Маринка, до этого ни проронившая ни слова, вдруг заговорщицки прошептала.
– А давайте его позовём к нам, а? Это так символично, первый день года, и к нам придёт настоящий Дед Мороз! Все одобрительно загудели.
Каким‑то изворотливым образом просунув лицо в открытую форточку, я крикнул что было сил.
– Дед Мороооз!
Фигура в красном тулупе на детской площадке остановилась и медленно повернула голову в сторону звука. Не узрев источника, из которого этот звук исходил, голова вернулась в исходное положение, ноги сделали два нетвёрдых шага.

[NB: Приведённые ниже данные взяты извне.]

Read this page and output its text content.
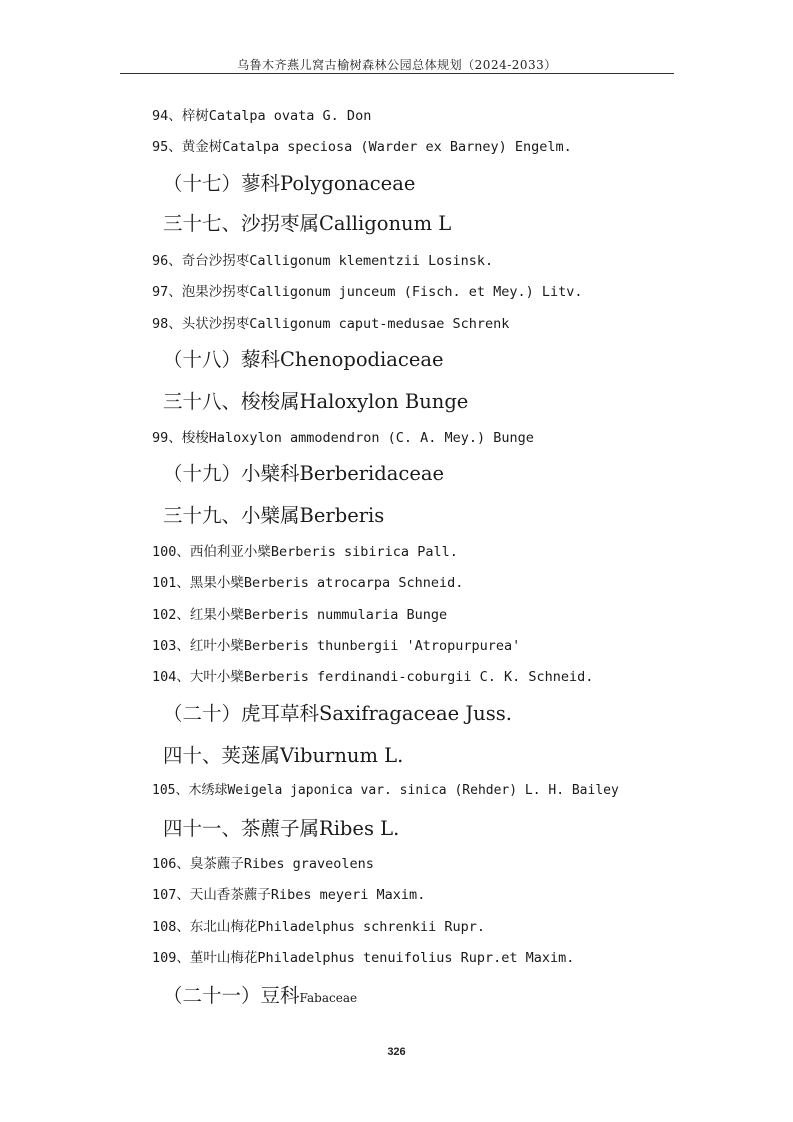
乌鲁木齐燕儿窝古榆树森林公园总体规划（2024-2033）
94、梓树Catalpa ovata G. Don
95、黄金树Catalpa speciosa (Warder ex Barney) Engelm.
（十七）蓼科Polygonaceae
三十七、沙拐枣属Calligonum L
96、奇台沙拐枣Calligonum klementzii Losinsk.
97、泡果沙拐枣Calligonum junceum (Fisch. et Mey.) Litv.
98、头状沙拐枣Calligonum caput-medusae Schrenk
（十八）藜科Chenopodiaceae
三十八、梭梭属Haloxylon Bunge
99、梭梭Haloxylon ammodendron (C. A. Mey.) Bunge
（十九）小檗科Berberidaceae
三十九、小檗属Berberis
100、西伯利亚小檗Berberis sibirica Pall.
101、黑果小檗Berberis atrocarpa Schneid.
102、红果小檗Berberis nummularia Bunge
103、红叶小檗Berberis thunbergii 'Atropurpurea'
104、大叶小檗Berberis ferdinandi-coburgii C. K. Schneid.
（二十）虎耳草科Saxifragaceae Juss.
四十、荚蒾属Viburnum L.
105、木绣球Weigela japonica var. sinica (Rehder) L. H. Bailey
四十一、茶藨子属Ribes L.
106、臭茶藨子Ribes graveolens
107、天山香茶藨子Ribes meyeri Maxim.
108、东北山梅花Philadelphus schrenkii Rupr.
109、堇叶山梅花Philadelphus tenuifolius Rupr.et Maxim.
（二十一）豆科Fabaceae
326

– Дед Мороооз! – повторил я попытку. Нога деда повисла в воздухе, тяжело опустилась, голова, как башня танка, медленно двигалась из стороны в сторону и, наконец, замерла.
– Видит! Витёк, он тебя видит! Зови его к нам! – скомандовала Маринка.
– С Новым годом! – дребезжали от морозного воздуха мои голосовые связки. – Иди к нам, выпьем, Новый год же! Квартира 53, третий этаж.
Дед обратился к нам всем корпусом и застыл, потом поднял свободную от посоха руку, устало махнул ею и в какой‑то беспомощной ярости крикнул, видимо из последних сил.
– Да идите вы на …ууууйй! – последнее слово шлёпнулось эхом о стену дома, подбросило вверх и унесло куда‑то в зимнее небо. Дед развернулся и обречённо побрёл дальше, волоча посох за собой.
На несколько секунд в комнате стало так тихо, что, казалось, слышно, как в аквариуме плавают рыбки.
– Ты чё, ушастик, офанарел что ли совсем? – зашипела Маринка, – поднял всех, что бы нас тут дружно послали? – и вдруг ткнулась мне лбом в грудь, плечи её затряслись от смеха, через секунду хохотали уже все. Одна Катя сидела на диване и молчала, обводя нас непонимающим собачим взглядом.